Anyway, it's probably unlikely that any steps towards peace over there are going to come out of this mess. Before the election, Livni made waves by stating plainly that Israel is going to have to give the Palestinians a state, and that's just the way it is. Netanyahu responded by saying that he'd rather focus on economic development and to hell with a second state. The sad part is, they both have a point. A single state is simply a non-starter with too many people, and the PA is currently nowhere near economically viable as a separate unit.

So here's my idea. It's loosely based on Britain's arrangement with China over Hong Kong. What should happen is this: the PA should submit itself fully to Israeli authority. Israelis would be in charge of policing the West Bank and Gaza and ensuring that nobody blows anything up. In return, Israel should:

- Remove all internal roadblocks in the West Bank and Gaza
- Freeze all Israeli settlement in the West Bank and continue the settlement ban on Gaza
- Remove the economic blockade on Palestinian goods; allow PA residents to trade freely with other states
- Guarantee property rights of Arab residents of the West Bank and Gaza, and issue Arab landowners deeds for their land
- Implement programs encouraging entrepreneurship among Arabs in the WB and Gaza
- Most importantly, guarantee the creation of a Palestinian state on land consisting of 90% of the land area occupied by Israel in 1967 on a set date, say, 20 years from now.

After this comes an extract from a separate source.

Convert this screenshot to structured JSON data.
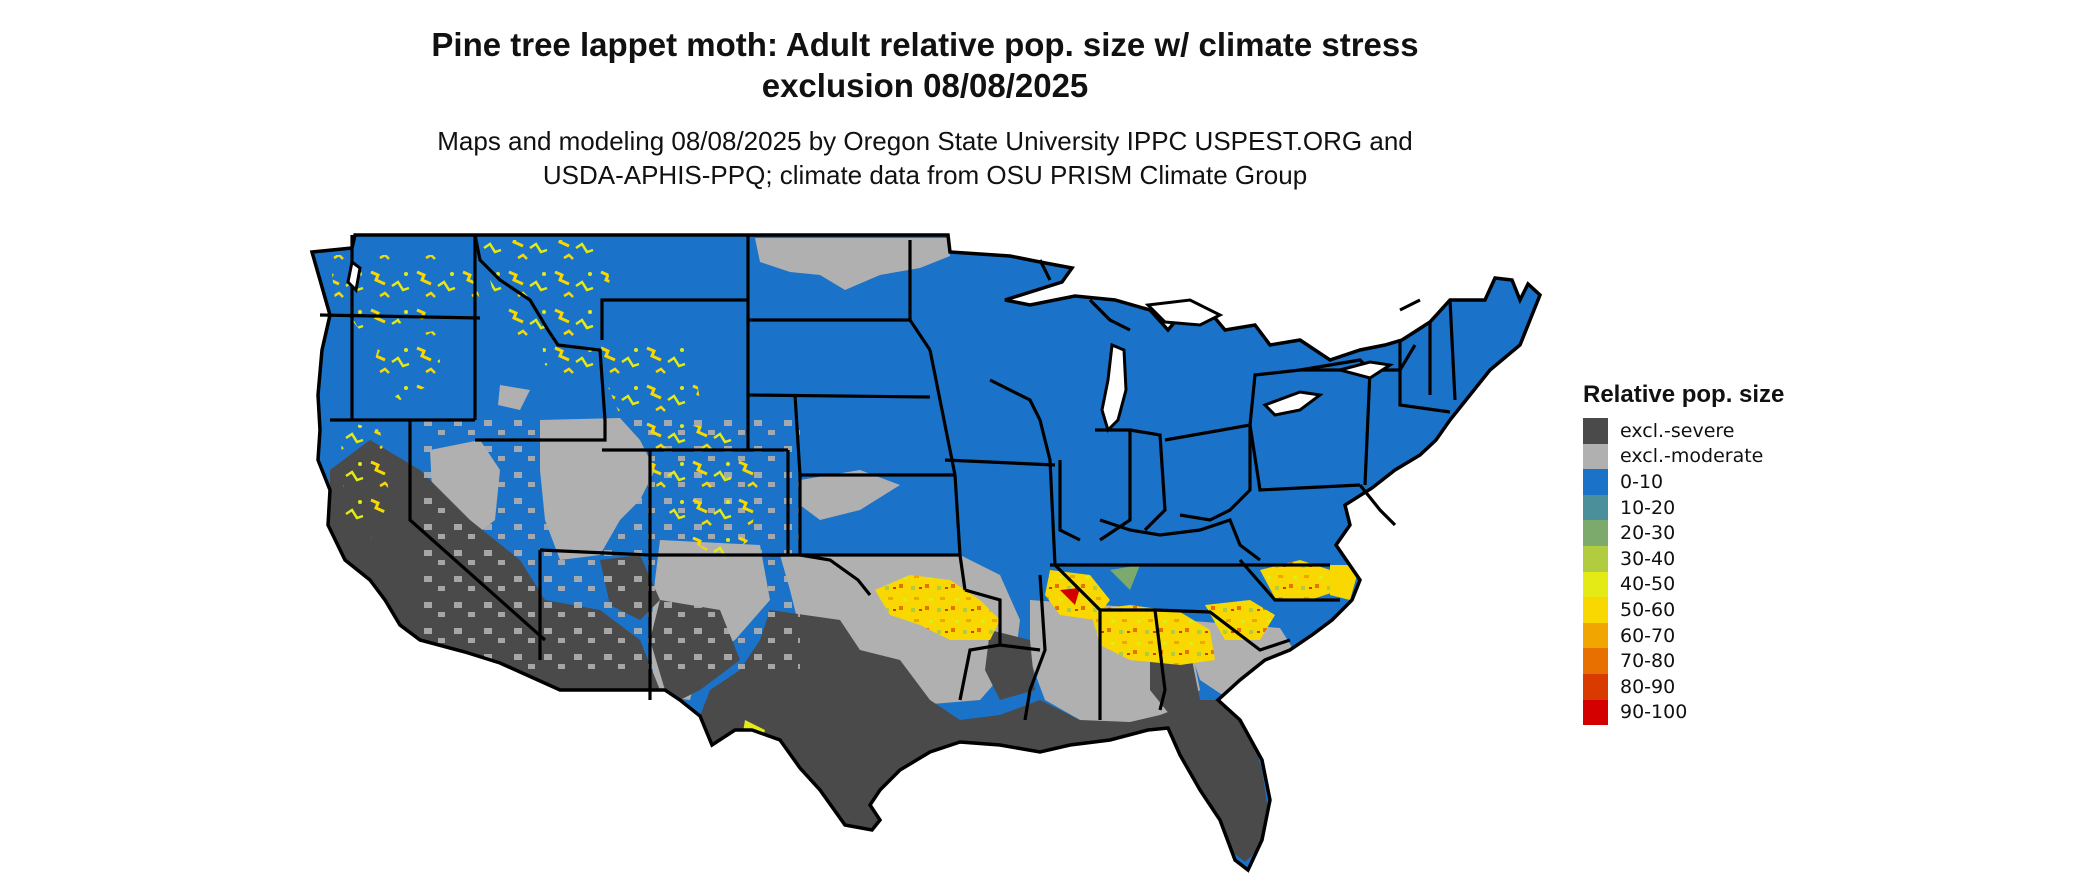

The advantages of this are obvious. Palestinians need economic development to be a viable state, but there's not enough resources to keep things stable and they can't agree on a leadership. And because there's no political stability, there's no economic development. It's clear that Palestinians are in a vicious cycle that they can't get out of on their own - statecraft requires money, and there's no money there because there's no state. What this plan does is give the PA territories the political stability necessary to form a reasonable economy, along with giving them the tools needed to start an economy (property rights and capital). PA nationalists ought to be mollified by the promise - hopefully backed by American administrations - to grant independence to Palestine on a set date, and the PA can improve its governing ability as the economy grows. That way, an end to the occupation is in sight, and that would only encourage the Palestinians to take control of their own affairs. And when the occupation does end, the West Bank and Gaza will have an economy that will leave them able to survive as an independent state.

Of course, nationalists on either side are too strong to allow this plan to occur. Oh well. I think it's a good idea, anyway.